Nieuws

Coronaproof MINI FarmWalks in Oost en West Nederland

Gepubliceerd op
21 juni 2021

Het voorjaar is een belangrijk moment bij het streven naar meer en een betere benutting van eiwit van eigen land. Bepaal wat de groeiomstandigheden zijn en kijk wat er in de bodem gebeurt en hoe het gras daarop reageert. Dit waren belangrijke onderwerpen tijdens de FarmWalk op de deelnemende bedrijven aan het project Home Made Eiwit.

Een actiepunt voor veel ondernemers is dit jaar meer gras direct benutten als weidegras. Daarnaast stond optimalisatie van de bemesting en het oogstmoment van de eerste snede centraal om het eiwit nog beter te benutten.

Voorjaarsplannen

Boeren beoordelen samen met Bert Philipsen het grasperceel in Oost Nederland
Boeren beoordelen samen met Bert Philipsen het grasperceel in Oost Nederland

Bijna alle deelnemende bedrijven hebben in een verbeterplan de beweiding geoptimaliseerd, om daarmee te sturen op een hoger aandeel eiwit van eigen land. De bedrijven die Nieuw Nederlands Weiden toepassen starten veelal met een groter weideplatform en starten vroeger met beweiden dan gebruikelijk en streven hierdoor een hogere opname na. Ondanks de tegenvallende groei in het koude voorjaar zijn dit belangrijke sturingsinstrumenten geweest voor veel ondernemers.

Tijdens de FarmWalks is veel gesproken over direct het eiwit in de bijvoeding te verlagen als de koeien naar buiten gaan. De opname en smakelijkheid van het weidegras waren erg goed.

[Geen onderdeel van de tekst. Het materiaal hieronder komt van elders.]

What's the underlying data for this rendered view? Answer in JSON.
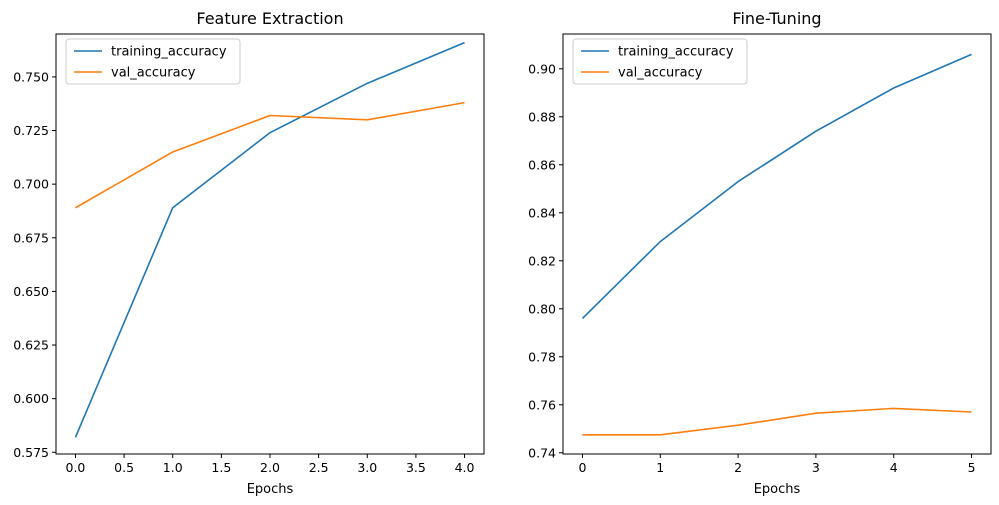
{
  "colors": {
    "training_accuracy": "#1f77b4",
    "val_accuracy": "#ff7f0e"
  },
  "chart_data": [
    {
      "type": "line",
      "title": "Feature Extraction",
      "xlabel": "Epochs",
      "ylabel": "",
      "x": [
        0,
        1,
        2,
        3,
        4
      ],
      "xlim": [
        -0.2,
        4.2
      ],
      "ylim": [
        0.5742,
        0.77
      ],
      "xticks": [
        0.0,
        0.5,
        1.0,
        1.5,
        2.0,
        2.5,
        3.0,
        3.5,
        4.0
      ],
      "xtick_labels": [
        "0.0",
        "0.5",
        "1.0",
        "1.5",
        "2.0",
        "2.5",
        "3.0",
        "3.5",
        "4.0"
      ],
      "yticks": [
        0.575,
        0.6,
        0.625,
        0.65,
        0.675,
        0.7,
        0.725,
        0.75
      ],
      "ytick_labels": [
        "0.575",
        "0.600",
        "0.625",
        "0.650",
        "0.675",
        "0.700",
        "0.725",
        "0.750"
      ],
      "grid": false,
      "legend": "top-left",
      "series": [
        {
          "name": "training_accuracy",
          "color": "#1f77b4",
          "values": [
            0.582,
            0.689,
            0.724,
            0.747,
            0.766
          ]
        },
        {
          "name": "val_accuracy",
          "color": "#ff7f0e",
          "values": [
            0.689,
            0.715,
            0.732,
            0.73,
            0.738
          ]
        }
      ]
    },
    {
      "type": "line",
      "title": "Fine-Tuning",
      "xlabel": "Epochs",
      "ylabel": "",
      "x": [
        0,
        1,
        2,
        3,
        4,
        5
      ],
      "xlim": [
        -0.25,
        5.25
      ],
      "ylim": [
        0.7395,
        0.9145
      ],
      "xticks": [
        0,
        1,
        2,
        3,
        4,
        5
      ],
      "xtick_labels": [
        "0",
        "1",
        "2",
        "3",
        "4",
        "5"
      ],
      "yticks": [
        0.74,
        0.76,
        0.78,
        0.8,
        0.82,
        0.84,
        0.86,
        0.88,
        0.9
      ],
      "ytick_labels": [
        "0.74",
        "0.76",
        "0.78",
        "0.80",
        "0.82",
        "0.84",
        "0.86",
        "0.88",
        "0.90"
      ],
      "grid": false,
      "legend": "top-left",
      "series": [
        {
          "name": "training_accuracy",
          "color": "#1f77b4",
          "values": [
            0.796,
            0.828,
            0.853,
            0.874,
            0.892,
            0.906
          ]
        },
        {
          "name": "val_accuracy",
          "color": "#ff7f0e",
          "values": [
            0.7475,
            0.7475,
            0.7515,
            0.7565,
            0.7585,
            0.757
          ]
        }
      ]
    }
  ]
}
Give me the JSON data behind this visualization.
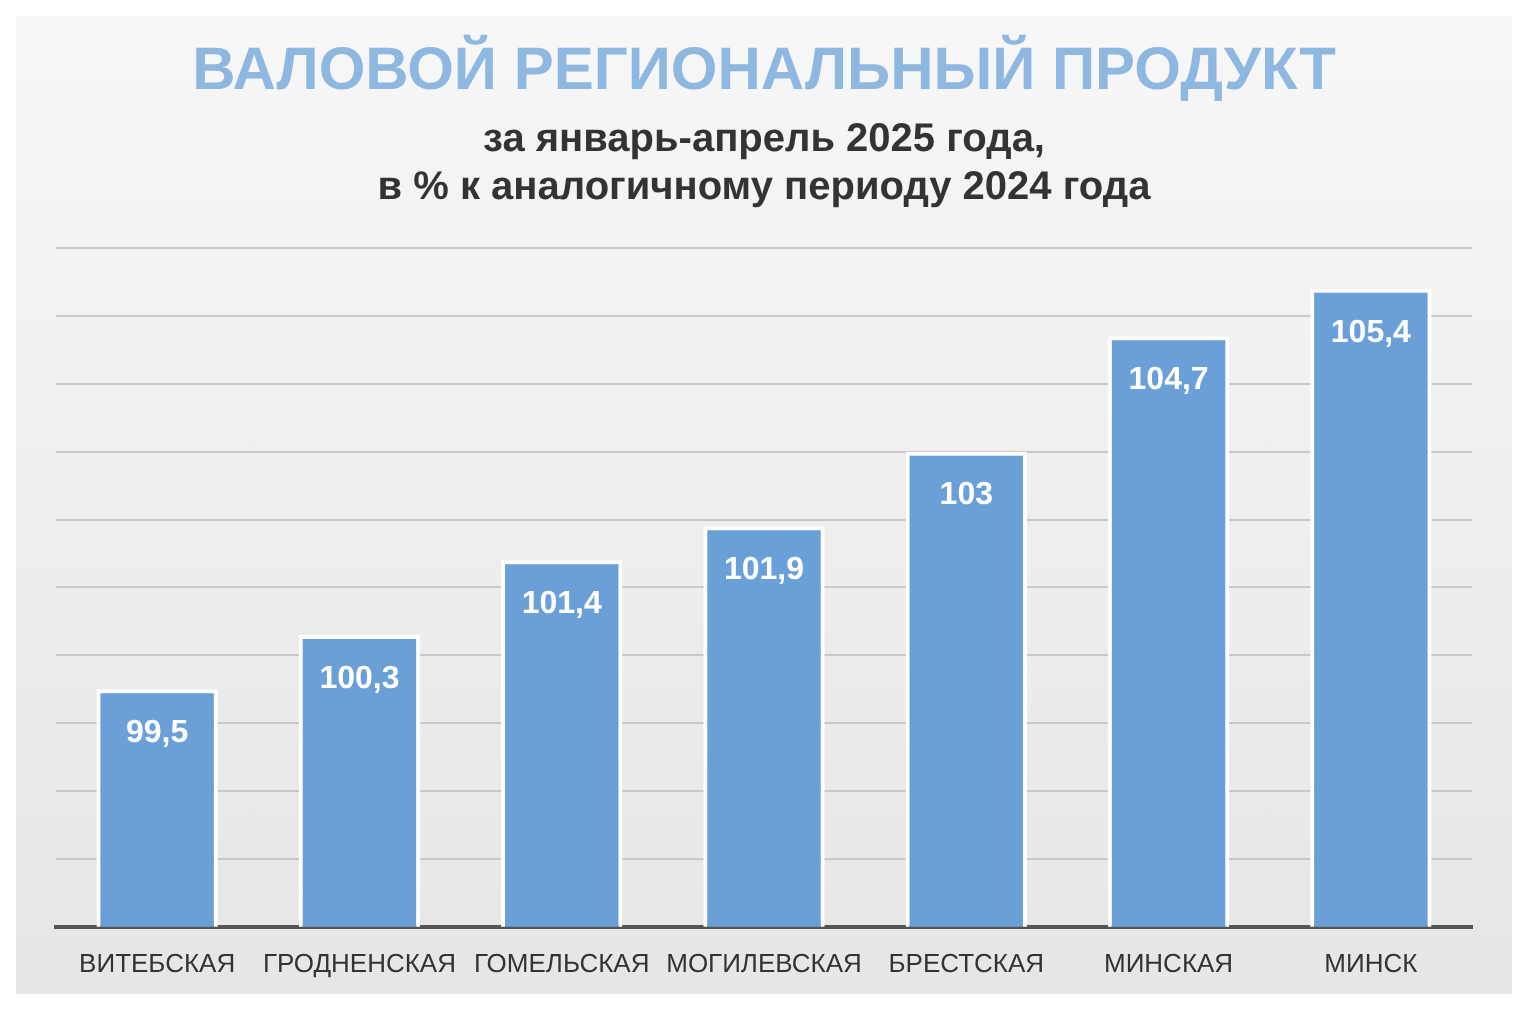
{
  "chart_data": {
    "type": "bar",
    "title": "ВАЛОВОЙ РЕГИОНАЛЬНЫЙ ПРОДУКТ",
    "subtitle": "за январь-апрель 2025 года,\nв % к аналогичному периоду 2024 года",
    "categories": [
      "ВИТЕБСКАЯ",
      "ГРОДНЕНСКАЯ",
      "ГОМЕЛЬСКАЯ",
      "МОГИЛЕВСКАЯ",
      "БРЕСТСКАЯ",
      "МИНСКАЯ",
      "МИНСК"
    ],
    "values": [
      99.5,
      100.3,
      101.4,
      101.9,
      103,
      104.7,
      105.4
    ],
    "value_labels": [
      "99,5",
      "100,3",
      "101,4",
      "101,9",
      "103",
      "104,7",
      "105,4"
    ],
    "color": "#6a9fd8",
    "ylim": [
      96,
      106
    ],
    "tick_labels": "x",
    "grid": "y",
    "legend": false
  }
}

Daarnaast stond op alle bedrijven een uitgebalanceerde bemesting centraal. In Oost-Nederland betekende dat vaak (met 4-6 kg ds mais in rantsoen) het streven naar van een RE-totaal van 180-190 in de voorjaarskuil. Een voldoende droge kuil bij 3,5 tot 4 ton droge stof als maaimoment.  

Voor de bedrijven in West-Nederland betekent dat vaak nastreven van een RE-totaal van 150-160 als er alleen gras aanwezig is. In combinatie met een lagere bemesting was vooral het streven iets later te oogsten.

Ronde door het land

Grasperceel in West Nederland, waarop de koeien al vroeg buiten liepen.
Grasperceel in West Nederland, waarop de koeien al vroeg buiten liepen.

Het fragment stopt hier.